Count Curt Philip von Schwerin married Matilda Kristina Hagberg in 1844, and granted her three of his estates, Husby, Fyllingarum and Sverkersholm, as her dower lands. The marriage was described as happy but childless.

===Second scandal===
When her spouse died in 1849, Matilda Kristina von Schwerin inherited a fortune as well as the three estates granted her as dower lands, while the ownership of the von Schwerin family's estates was inherited by her late husband's brother Adolf Henning von Schwerin. She was immediately sued by von Schwerin, who refused to acknowledge her right to the dower estates. This second court case lasted for seven years, until the court, in 1856, acknowledged the legal right of Matilda Kristina von Schwerin to the three estate granted to her as dowers.
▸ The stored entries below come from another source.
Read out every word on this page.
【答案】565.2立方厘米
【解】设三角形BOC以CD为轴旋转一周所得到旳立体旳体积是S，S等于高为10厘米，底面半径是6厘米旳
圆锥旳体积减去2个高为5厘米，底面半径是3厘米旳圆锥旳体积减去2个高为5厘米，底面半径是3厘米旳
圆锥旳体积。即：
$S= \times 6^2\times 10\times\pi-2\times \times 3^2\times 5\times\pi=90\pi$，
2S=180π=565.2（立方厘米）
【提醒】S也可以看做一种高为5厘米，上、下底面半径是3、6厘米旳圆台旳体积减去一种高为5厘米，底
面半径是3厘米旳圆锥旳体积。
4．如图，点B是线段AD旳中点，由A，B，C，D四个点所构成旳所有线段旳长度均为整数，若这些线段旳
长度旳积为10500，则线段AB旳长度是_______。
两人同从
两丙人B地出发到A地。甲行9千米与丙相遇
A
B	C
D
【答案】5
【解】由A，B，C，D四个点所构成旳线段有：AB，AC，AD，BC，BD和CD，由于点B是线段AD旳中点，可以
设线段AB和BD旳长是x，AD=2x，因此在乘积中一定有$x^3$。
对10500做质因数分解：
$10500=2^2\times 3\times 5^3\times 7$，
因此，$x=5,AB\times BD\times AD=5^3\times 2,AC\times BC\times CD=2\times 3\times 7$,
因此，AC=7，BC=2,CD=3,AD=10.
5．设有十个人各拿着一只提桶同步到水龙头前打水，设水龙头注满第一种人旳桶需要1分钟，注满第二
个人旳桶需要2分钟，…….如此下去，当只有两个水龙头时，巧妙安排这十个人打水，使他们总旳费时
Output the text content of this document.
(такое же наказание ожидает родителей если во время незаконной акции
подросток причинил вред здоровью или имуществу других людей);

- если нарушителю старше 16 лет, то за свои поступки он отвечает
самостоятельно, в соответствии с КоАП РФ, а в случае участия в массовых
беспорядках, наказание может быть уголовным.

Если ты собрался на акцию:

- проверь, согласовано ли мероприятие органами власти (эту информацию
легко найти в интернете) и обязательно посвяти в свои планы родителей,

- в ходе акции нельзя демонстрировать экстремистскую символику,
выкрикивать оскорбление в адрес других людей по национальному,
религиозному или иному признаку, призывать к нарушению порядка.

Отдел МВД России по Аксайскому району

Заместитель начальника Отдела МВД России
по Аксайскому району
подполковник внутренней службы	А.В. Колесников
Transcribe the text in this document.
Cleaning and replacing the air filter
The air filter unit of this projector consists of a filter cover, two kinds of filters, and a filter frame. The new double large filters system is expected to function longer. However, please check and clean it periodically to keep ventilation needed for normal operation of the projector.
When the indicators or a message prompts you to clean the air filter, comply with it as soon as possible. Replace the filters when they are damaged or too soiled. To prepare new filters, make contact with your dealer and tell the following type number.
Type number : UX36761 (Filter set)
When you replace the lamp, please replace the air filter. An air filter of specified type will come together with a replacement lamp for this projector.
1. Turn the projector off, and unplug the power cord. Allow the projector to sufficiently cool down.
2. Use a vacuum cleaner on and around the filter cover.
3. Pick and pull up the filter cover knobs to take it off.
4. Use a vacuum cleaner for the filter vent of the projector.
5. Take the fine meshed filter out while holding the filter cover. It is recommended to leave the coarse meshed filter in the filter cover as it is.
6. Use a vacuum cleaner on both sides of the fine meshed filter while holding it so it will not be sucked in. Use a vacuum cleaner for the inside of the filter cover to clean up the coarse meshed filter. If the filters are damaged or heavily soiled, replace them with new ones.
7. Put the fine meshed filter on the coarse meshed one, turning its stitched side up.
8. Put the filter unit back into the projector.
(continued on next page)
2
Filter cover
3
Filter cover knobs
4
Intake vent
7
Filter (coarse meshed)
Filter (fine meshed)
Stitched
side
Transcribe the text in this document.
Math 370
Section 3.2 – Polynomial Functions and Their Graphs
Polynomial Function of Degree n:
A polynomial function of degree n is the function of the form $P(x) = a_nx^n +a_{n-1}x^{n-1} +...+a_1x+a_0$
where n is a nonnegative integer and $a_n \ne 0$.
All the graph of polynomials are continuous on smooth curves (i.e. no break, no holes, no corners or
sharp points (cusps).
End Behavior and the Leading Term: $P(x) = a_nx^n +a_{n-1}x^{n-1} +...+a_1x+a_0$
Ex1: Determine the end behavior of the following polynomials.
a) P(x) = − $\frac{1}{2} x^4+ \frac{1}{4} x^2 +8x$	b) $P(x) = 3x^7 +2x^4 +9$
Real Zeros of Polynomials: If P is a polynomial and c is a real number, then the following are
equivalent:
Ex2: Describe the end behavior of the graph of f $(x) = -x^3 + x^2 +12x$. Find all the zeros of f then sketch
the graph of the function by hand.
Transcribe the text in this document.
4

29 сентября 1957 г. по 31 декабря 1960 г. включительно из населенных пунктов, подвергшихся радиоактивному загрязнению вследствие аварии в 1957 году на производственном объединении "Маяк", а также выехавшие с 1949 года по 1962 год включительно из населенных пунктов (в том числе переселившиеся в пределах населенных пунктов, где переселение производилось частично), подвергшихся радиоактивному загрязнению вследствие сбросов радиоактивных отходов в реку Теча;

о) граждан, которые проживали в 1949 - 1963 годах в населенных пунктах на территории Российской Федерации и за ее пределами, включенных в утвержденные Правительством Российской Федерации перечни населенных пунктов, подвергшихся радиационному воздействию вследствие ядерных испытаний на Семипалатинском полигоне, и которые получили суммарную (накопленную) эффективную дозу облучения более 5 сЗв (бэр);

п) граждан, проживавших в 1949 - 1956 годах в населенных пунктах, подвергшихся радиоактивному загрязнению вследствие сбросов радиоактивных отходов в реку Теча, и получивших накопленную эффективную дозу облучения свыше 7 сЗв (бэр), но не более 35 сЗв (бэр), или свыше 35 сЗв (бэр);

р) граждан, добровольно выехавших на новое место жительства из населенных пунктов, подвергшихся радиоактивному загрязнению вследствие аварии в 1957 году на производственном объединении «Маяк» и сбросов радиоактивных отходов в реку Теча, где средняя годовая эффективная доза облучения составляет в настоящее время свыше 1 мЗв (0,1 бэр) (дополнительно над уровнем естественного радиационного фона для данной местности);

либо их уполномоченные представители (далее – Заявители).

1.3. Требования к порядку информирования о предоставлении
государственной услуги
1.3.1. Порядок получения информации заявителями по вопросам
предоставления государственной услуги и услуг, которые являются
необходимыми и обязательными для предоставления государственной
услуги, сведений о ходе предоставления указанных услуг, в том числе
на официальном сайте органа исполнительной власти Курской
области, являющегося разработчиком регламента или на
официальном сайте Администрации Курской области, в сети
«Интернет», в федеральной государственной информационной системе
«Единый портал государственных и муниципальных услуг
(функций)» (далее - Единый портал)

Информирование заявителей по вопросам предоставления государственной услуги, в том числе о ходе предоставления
The case was a scandal which attracted a lot of attention in contemporary Sweden, particularly within the upper classes, where the sympathies where on the side of the widow, and Adolf Henning von Schwerin made a donation of 100,000 riksdaler to Riddarhuset to soften the dislike his actions had caused his name in public opinion.

===Later life===
After the process had been completed in 1856, Matilda Kristina von Schwerin lived the rest of her life managing her dower estates and was one of the richest women in Sweden at the time, described as: "She was tender and charitable toward her subordinates, hosted a hospitable home and benefited the fortune of her siblings in the world. She left a memory of an in all aspects respectable and good person", and willed her fortune to siblings, nephews and nieces and to the foundation of an orphanage in Söderköping.